123TIME: 13:00 – 14:00, Monday 5th December 2016

VENUE: Committee Room 9,House of Commons,
Palace of Westminster, SW1A 1AA

Arkady Ostrovsky,
Russia and Eastern Europe editor for The Economist
Vladimir Pastukhov, Doctor of Political Science and Visiting Fellow at St. Antony’s College, University of Oxford
Sir Andrew Wood, Associate Fellow of the Russia and Eurasia programme at Chatham House

To attend please visit: https://tinyurl.com/jzfg4wv

For a full summary of this event click here
For a full transcript of this event click here

A quarter of a century ago, the Soviet Union dissolved and the Cold War ended. These two events were so momentous that some observers even argued that history was coming to an end. 25 years later, though, much has changed. The West and Russia now find themselves in an increasingly tense and dangerous standoff.  The second in a series of three events exploring developments in the Former Soviet Union since 1991, this event focuses on Russia.

By kind invitation of James Gray MP, The Henry Jackson Society, in association with Open Russia, is pleased to invite you to an event with Arkady Ostrovsky, Vladimir Pastukhov, and Sir Andrew Wood. The three distinguished speakers will discuss developments that have taken place over the last 25 years. Have they been for the best, or not? What have we learned about Russia and the West since 1991? When did the strategic dissonance between Russia and the West begin? What did the West do right and wrong? What can (or should) the West learn from past mistakes? And what are the next 25 years likely to have in store?
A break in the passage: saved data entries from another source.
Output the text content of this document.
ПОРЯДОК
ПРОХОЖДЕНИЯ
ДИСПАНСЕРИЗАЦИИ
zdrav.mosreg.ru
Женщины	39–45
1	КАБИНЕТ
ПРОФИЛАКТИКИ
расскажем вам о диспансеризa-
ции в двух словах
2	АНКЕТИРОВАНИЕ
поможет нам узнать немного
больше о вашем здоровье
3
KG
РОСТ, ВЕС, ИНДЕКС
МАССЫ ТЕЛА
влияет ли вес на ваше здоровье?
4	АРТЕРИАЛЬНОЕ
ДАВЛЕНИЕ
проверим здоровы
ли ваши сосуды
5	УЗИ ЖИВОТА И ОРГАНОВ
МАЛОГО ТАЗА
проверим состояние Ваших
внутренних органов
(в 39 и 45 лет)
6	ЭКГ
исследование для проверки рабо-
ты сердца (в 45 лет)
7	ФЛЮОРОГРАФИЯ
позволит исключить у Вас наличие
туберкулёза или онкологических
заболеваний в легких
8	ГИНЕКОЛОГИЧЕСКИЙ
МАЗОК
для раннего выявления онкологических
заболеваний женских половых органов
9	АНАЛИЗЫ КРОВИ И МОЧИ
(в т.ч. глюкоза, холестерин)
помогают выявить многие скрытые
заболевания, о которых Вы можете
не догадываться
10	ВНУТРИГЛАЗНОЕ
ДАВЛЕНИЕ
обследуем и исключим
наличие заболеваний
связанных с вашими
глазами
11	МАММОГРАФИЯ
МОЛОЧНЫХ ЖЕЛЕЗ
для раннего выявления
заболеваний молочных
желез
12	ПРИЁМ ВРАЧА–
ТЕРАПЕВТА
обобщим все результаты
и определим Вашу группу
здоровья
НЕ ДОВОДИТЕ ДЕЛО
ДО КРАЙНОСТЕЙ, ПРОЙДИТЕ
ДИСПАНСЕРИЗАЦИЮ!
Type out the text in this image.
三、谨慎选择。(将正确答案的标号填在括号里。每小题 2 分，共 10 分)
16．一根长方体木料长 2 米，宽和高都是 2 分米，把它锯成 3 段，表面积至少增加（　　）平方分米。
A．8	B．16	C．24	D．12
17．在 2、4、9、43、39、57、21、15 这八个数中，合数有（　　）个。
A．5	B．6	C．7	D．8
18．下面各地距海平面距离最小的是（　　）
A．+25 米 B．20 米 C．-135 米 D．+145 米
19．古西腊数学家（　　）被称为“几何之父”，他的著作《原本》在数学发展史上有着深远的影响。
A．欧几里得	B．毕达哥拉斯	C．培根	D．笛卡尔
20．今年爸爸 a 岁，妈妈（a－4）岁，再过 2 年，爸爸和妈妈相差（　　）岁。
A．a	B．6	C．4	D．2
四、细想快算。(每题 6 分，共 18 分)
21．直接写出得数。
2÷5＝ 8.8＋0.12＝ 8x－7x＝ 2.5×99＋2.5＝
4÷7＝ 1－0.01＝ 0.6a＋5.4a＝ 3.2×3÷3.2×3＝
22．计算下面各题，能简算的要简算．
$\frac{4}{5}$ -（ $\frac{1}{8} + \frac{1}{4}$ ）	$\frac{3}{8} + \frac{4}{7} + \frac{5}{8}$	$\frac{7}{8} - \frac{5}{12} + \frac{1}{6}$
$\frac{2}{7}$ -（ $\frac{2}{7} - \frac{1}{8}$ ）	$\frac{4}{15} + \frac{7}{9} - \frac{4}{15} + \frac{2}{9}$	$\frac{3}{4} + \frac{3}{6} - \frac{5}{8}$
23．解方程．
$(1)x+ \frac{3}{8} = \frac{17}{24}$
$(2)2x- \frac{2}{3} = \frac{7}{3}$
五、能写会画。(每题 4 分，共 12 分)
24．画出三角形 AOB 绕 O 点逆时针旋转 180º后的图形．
Arkady Ostrovsky is Russia and Eastern Europe editor for The Economist. He is the author of the 2016 Orwell Prize winning book The Invention of Russia: The Journey from Gorbachev’s Freedom to Putin’s War published in 2015. He is regular contributor to radio and television programs around the world, including the BBC and NPR. He holds a doctorate degree in English Literature (University of Cambridge, 1998) and has contributed to the first Cambridge History of Russian Theatre as well as to collections of essays on theatre history published in the America, UK, France, Russia and Brazil.

Vladimir Pastukhov is a Doctor of Political Science and Visiting Fellow at St. Antony’s College, University of Oxford. In the 1990s he worked as a fellow at the Institute for Comparative Political Sciences and the Institute of Latin America (both under the Russian Academy of Sciences). He served as counsel to the Constitutional Court of the Russian Federation, as well as to the State Duma and the Moscow City Mayor’s Office. He is the author of several books and over 200 scholarly articles on constitutional law and political science. He is one of the authors of the report Constitutional Crisis in Russia and How to Resolve It by The Institute of Modern Russia.
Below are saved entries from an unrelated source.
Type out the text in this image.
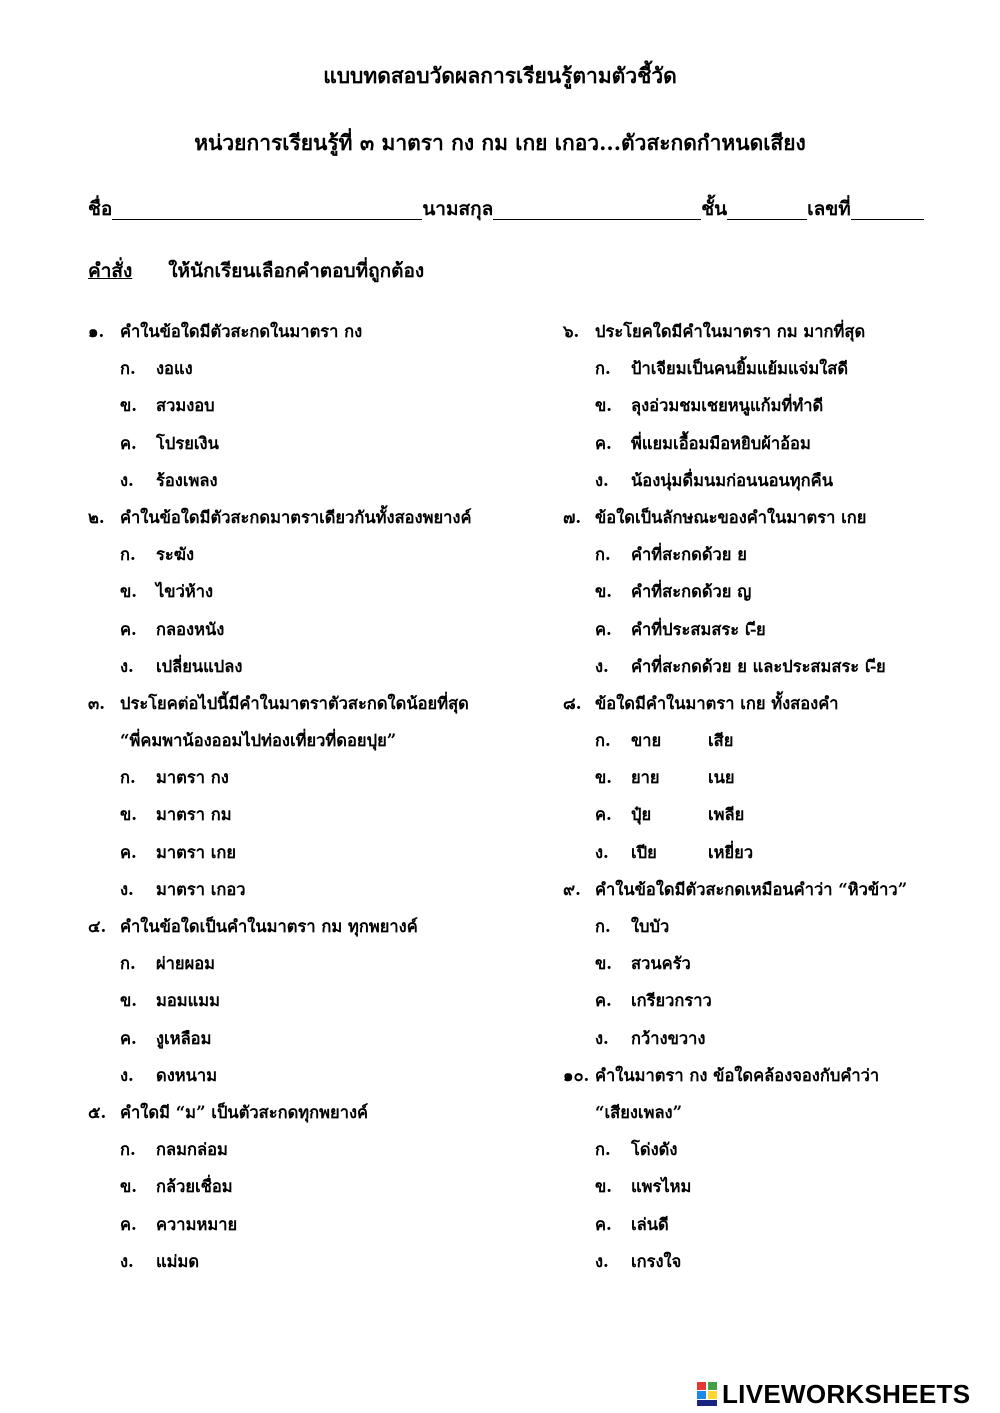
แบบทดสอบวัดผลการเรียนรู้ตามตัวชี้วัด
หน่วยการเรียนรู้ที่ ๓ มาตรา กง กม เกย เกอว...ตัวสะกดกำหนดเสียง
ชื่อ	นามสกุล	ชั้น	เลขที่
คำสั่ง ให้นักเรียนเลือกคำตอบที่ถูกต้อง
๑. คำในข้อใดมีตัวสะกดในมาตรา กง
ก. งอแง
ข. สวมงอบ
ค. โปรยเงิน
ง. ร้องเพลง
๒. คำในข้อใดมีตัวสะกดมาตราเดียวกันทั้งสองพยางค์
ก. ระฆัง
ข. ไขว่ห้าง
ค. กลองหนัง
ง. เปลี่ยนแปลง
๓. ประโยคต่อไปนี้มีคำในมาตราตัวสะกดใดน้อยที่สุด
“พี่คมพาน้องออมไปท่องเที่ยวที่ดอยปุย”
ก. มาตรา กง
ข. มาตรา กม
ค. มาตรา เกย
ง. มาตรา เกอว
๔. คำในข้อใดเป็นคำในมาตรา กม ทุกพยางค์
ก. ผ่ายผอม
ข. มอมแมม
ค. งูเหลือม
ง. ดงหนาม
๕. คำใดมี “ม” เป็นตัวสะกดทุกพยางค์
ก. กลมกล่อม
ข. กล้วยเชื่อม
ค. ความหมาย
ง. แม่มด
๖. ประโยคใดมีคำในมาตรา กม มากที่สุด
ก. ป้าเจียมเป็นคนยิ้มแย้มแจ่มใสดี
ข. ลุงอ่วมชมเชยหนูแก้มที่ทำดี
ค. พี่แยมเอื้อมมือหยิบผ้าอ้อม
ง. น้องนุ่มดื่มนมก่อนนอนทุกคืน
๗. ข้อใดเป็นลักษณะของคำในมาตรา เกย
ก. คำที่สะกดด้วย ย
ข. คำที่สะกดด้วย ญ
ค. คำที่ประสมสระ เ-ีย
ง. คำที่สะกดด้วย ย และประสมสระ เ-ีย
๘. ข้อใดมีคำในมาตรา เกย ทั้งสองคำ
ก. ขาย	เสีย
ข. ยาย	เนย
ค. ปุ๋ย	เพลีย
ง. เปีย	เหยี่ยว
๙. คำในข้อใดมีตัวสะกดเหมือนคำว่า “หิวข้าว”
ก. ใบบัว
ข. สวนครัว
ค. เกรียวกราว
ง. กว้างขวาง
๑๐. คำในมาตรา กง ข้อใดคล้องจองกับคำว่า
“เสียงเพลง”
ก. โด่งดัง
ข. แพรไหม
ค. เล่นดี
ง. เกรงใจ
LIVEWORKSHEETS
Sir Andrew Wood is an associate fellow of the Russia and Eurasia programme at Chatham House. He is also a consultant to a number of companies with an interest in Russia. Following a range of diplomatic posts he served as British Ambassador to Yugoslavia from 1985 to 1989. From 1995 to 2000 Wood served as British Ambassador to Russia and Moldova. He is an expert on Russia’s domestic and foreign policies.